How does OpenAI's language model affect our AI timeline estimates?

post by jimrandomh · 2019-02-15T03:11:51.779Z · score: 51 (16 votes) · LW · GW · 2 comments

This is a question post.


    17 orthonormal
    10 Darmani

OpenAI recently announced progress in NLP, using a large transformer-based language model to tackle a variety of tasks and breaking performance records in many of them. It also generates synthetic short stories, which are surprisingly good.

How surprising are these results, given past models of how difficult language learning was and how far AI had progressed? Should we be significantly updating our estimates of AI timelines?


answer by orthonormal · 2019-02-15T22:29:03.024Z · score: 17 (6 votes) · LW · GW

It doesn't move much probability mass to the very near term (i.e. 1 year or less), because both this and AlphaStar aren't really doing consequentialist reasoning, they're just able to get a surprising performance with simpler tricks (the very Markovian nature of human writing, a good position evaluation function) given a whole lot of compute.

However, it does shift my probabilities forward in time, in the sense that one new weird trick to do deductive or consequentialist reasoning, plus a lot of compute, might get you there really quickly.

answer by Darmani · 2019-02-15T07:43:00.017Z · score: 10 (3 votes) · LW · GW

Something you learn pretty quickly in academia: don't trust the demos.
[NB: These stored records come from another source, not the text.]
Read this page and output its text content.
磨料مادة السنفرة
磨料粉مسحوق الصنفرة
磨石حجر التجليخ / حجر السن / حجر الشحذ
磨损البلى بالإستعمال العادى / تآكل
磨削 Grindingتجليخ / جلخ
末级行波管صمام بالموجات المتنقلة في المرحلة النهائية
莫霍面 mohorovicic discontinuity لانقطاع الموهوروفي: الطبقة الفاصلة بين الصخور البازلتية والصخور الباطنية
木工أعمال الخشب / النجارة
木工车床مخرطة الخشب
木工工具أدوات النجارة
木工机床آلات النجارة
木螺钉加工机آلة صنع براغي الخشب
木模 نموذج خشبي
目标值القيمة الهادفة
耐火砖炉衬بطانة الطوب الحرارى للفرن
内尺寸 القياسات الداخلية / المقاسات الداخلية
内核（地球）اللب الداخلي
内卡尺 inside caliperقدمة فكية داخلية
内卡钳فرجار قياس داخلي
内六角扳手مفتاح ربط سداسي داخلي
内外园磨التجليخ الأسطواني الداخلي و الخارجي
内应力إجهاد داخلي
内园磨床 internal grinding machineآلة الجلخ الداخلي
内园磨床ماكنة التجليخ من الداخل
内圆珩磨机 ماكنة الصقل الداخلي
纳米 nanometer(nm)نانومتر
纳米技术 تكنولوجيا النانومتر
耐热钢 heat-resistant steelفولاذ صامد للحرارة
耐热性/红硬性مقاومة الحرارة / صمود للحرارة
Systems never work as well when you select the inputs freely (and, if they do, expect thorough proof). So, I wouldn't read too deeply into this yet; we don't know how good it actually is.
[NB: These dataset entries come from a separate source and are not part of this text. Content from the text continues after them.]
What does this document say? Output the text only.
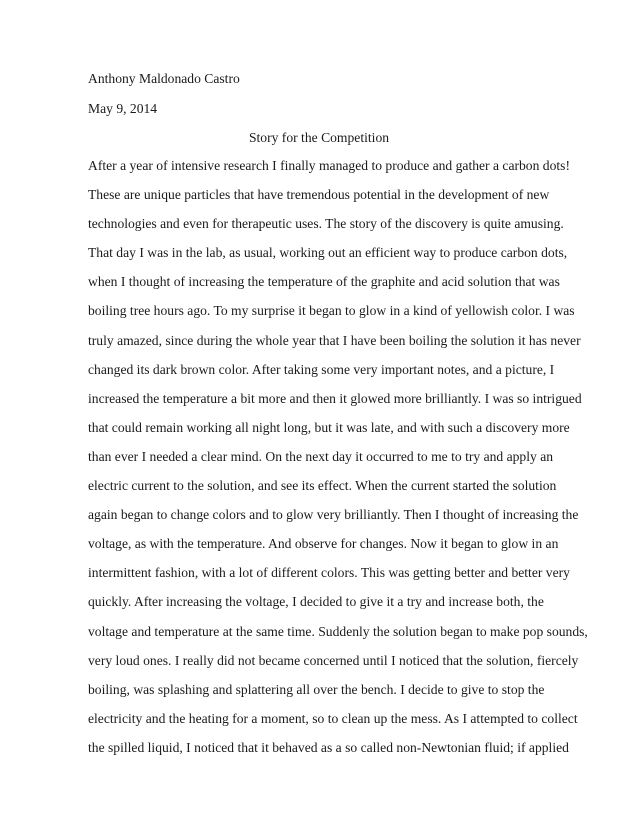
Anthony Maldonado Castro

May 9, 2014

Story for the Competition

After a year of intensive research I finally managed to produce and gather a carbon dots!

These are unique particles that have tremendous potential in the development of new

technologies and even for therapeutic uses. The story of the discovery is quite amusing.

That day I was in the lab, as usual, working out an efficient way to produce carbon dots,

when I thought of increasing the temperature of the graphite and acid solution that was

boiling tree hours ago. To my surprise it began to glow in a kind of yellowish color. I was

truly amazed, since during the whole year that I have been boiling the solution it has never

changed its dark brown color. After taking some very important notes, and a picture, I

increased the temperature a bit more and then it glowed more brilliantly. I was so intrigued

that could remain working all night long, but it was late, and with such a discovery more

than ever I needed a clear mind. On the next day it occurred to me to try and apply an

electric current to the solution, and see its effect. When the current started the solution

again began to change colors and to glow very brilliantly. Then I thought of increasing the

voltage, as with the temperature. And observe for changes. Now it began to glow in an

intermittent fashion, with a lot of different colors. This was getting better and better very

quickly. After increasing the voltage, I decided to give it a try and increase both, the

voltage and temperature at the same time. Suddenly the solution began to make pop sounds,

very loud ones. I really did not became concerned until I noticed that the solution, fiercely

boiling, was splashing and splattering all over the bench. I decide to give to stop the

electricity and the heating for a moment, so to clean up the mess. As I attempted to collect

the spilled liquid, I noticed that it behaved as a so called non-Newtonian fluid; if applied
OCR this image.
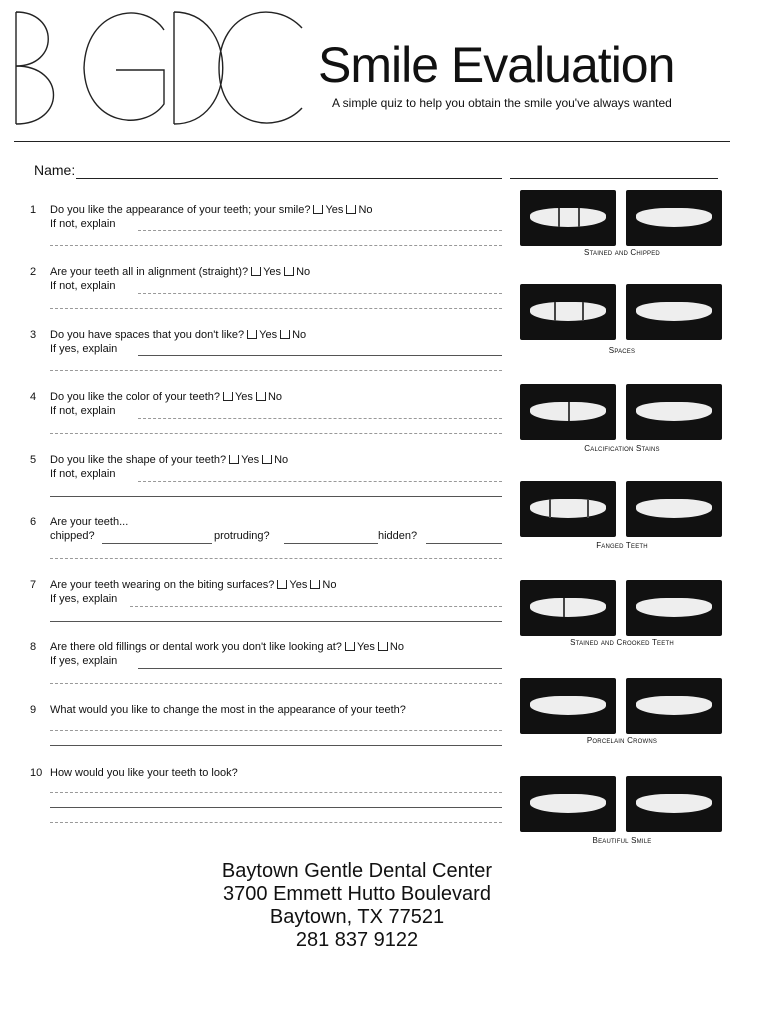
Smile Evaluation
A simple quiz to help you obtain the smile you've always wanted
Name:
1	Do you like the appearance of your teeth; your smile? Yes No
If not, explain
2	Are your teeth all in alignment (straight)? Yes No
If not, explain
3	Do you have spaces that you don't like? Yes No
If yes, explain
4	Do you like the color of your teeth? Yes No
If not, explain
5	Do you like the shape of your teeth? Yes No
If not, explain
6	Are your teeth...
chipped?	protruding?	hidden?
7	Are your teeth wearing on the biting surfaces? Yes No
If yes, explain
8	Are there old fillings or dental work you don't like looking at? Yes No
If yes, explain
9	What would you like to change the most in the appearance of your teeth?
10 How would you like your teeth to look?
Stained and Chipped
Spaces
Calcification Stains
Fanged Teeth
Stained and Crooked Teeth
Porcelain Crowns
Beautiful Smile
Baytown Gentle Dental Center
3700 Emmett Hutto Boulevard
Baytown, TX 77521
281 837 9122
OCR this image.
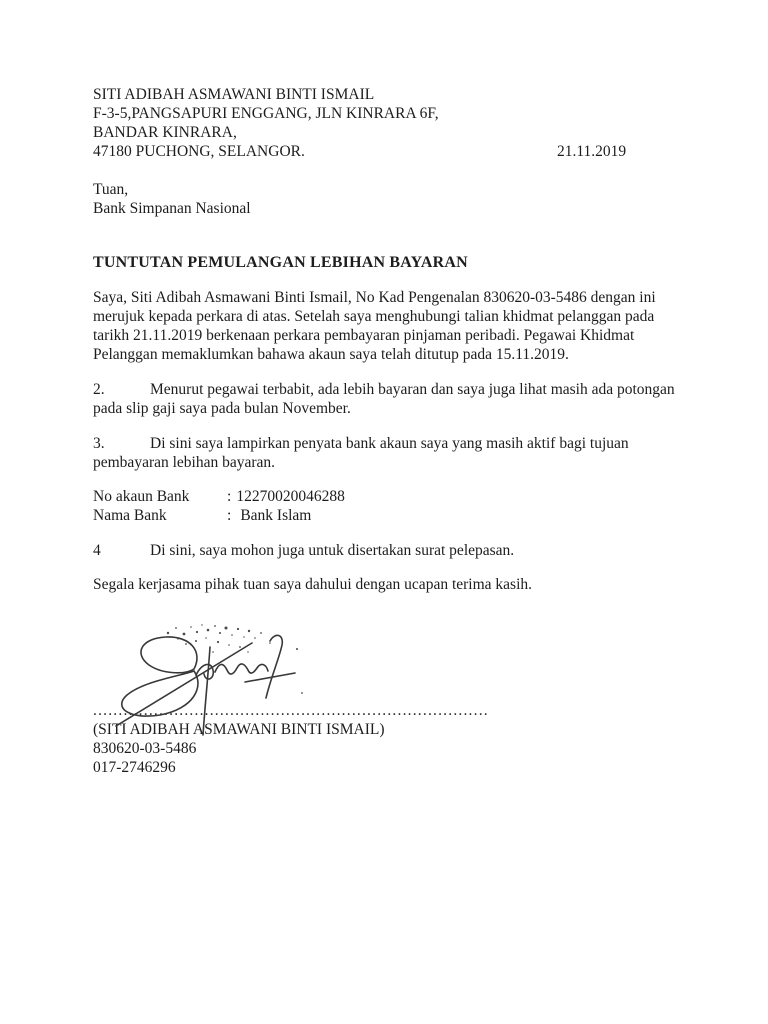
SITI ADIBAH ASMAWANI BINTI ISMAIL
F-3-5,PANGSAPURI ENGGANG, JLN KINRARA 6F,
BANDAR KINRARA,
47180 PUCHONG, SELANGOR.	21.11.2019
Tuan,
Bank Simpanan Nasional
TUNTUTAN PEMULANGAN LEBIHAN BAYARAN

Saya, Siti Adibah Asmawani Binti Ismail, No Kad Pengenalan 830620-03-5486 dengan ini merujuk kepada perkara di atas. Setelah saya menghubungi talian khidmat pelanggan pada tarikh 21.11.2019 berkenaan perkara pembayaran pinjaman peribadi. Pegawai Khidmat Pelanggan memaklumkan bahawa akaun saya telah ditutup pada 15.11.2019.

2.	Menurut pegawai terbabit, ada lebih bayaran dan saya juga lihat masih ada potongan pada slip gaji saya pada bulan November.

3.	Di sini saya lampirkan penyata bank akaun saya yang masih aktif bagi tujuan pembayaran lebihan bayaran.

No akaun Bank : 12270020046288
Nama Bank	: Bank Islam

4	Di sini, saya mohon juga untuk disertakan surat pelepasan.

Segala kerjasama pihak tuan saya dahului dengan ucapan terima kasih.

..............................................................................
(SITI ADIBAH ASMAWANI BINTI ISMAIL)
830620-03-5486
017-2746296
comment by james_t · 2019-02-15T15:17:31.764Z · score: 24 (3 votes) · LW · GW

Vis-a-vis selecting inputs freely: OpenAI also included a large dump of unconditioned text generation in their github repo.

comment by Vanessa Kosoy (vanessa-kosoy) · 2019-02-15T17:29:48.433Z · score: 19 (6 votes) · LW · GW

They claim beating records on a range of standard tests (such as the Winograd schema), which is not something you can cheat by cherry-picking, assuming they are honest about the results.

comment by wizzwizz4 · 2019-10-20T18:32:40.187Z · score: 2 (2 votes) · LW · GW is a nice demonstration of GPT2 that allows you to select the inputs freely.


Comments sorted by top scores.

comment by avturchin · 2019-02-15T09:51:01.373Z · score: 1 (4 votes) · LW · GW

It lowers expected AI timing but not only because it is so great achievement, but also because it demonstrates that large part of human thinking could be just generating plausible continuation of the input text.

comment by Pattern · 2019-02-15T17:26:37.106Z · score: 0 (4 votes) · LW · GW

OpenAI's "safety" move (not releasing the model) reduces the scrutiny it can receive, which makes its impact on forecasts conditional on how good you think it is, when you haven't seen it.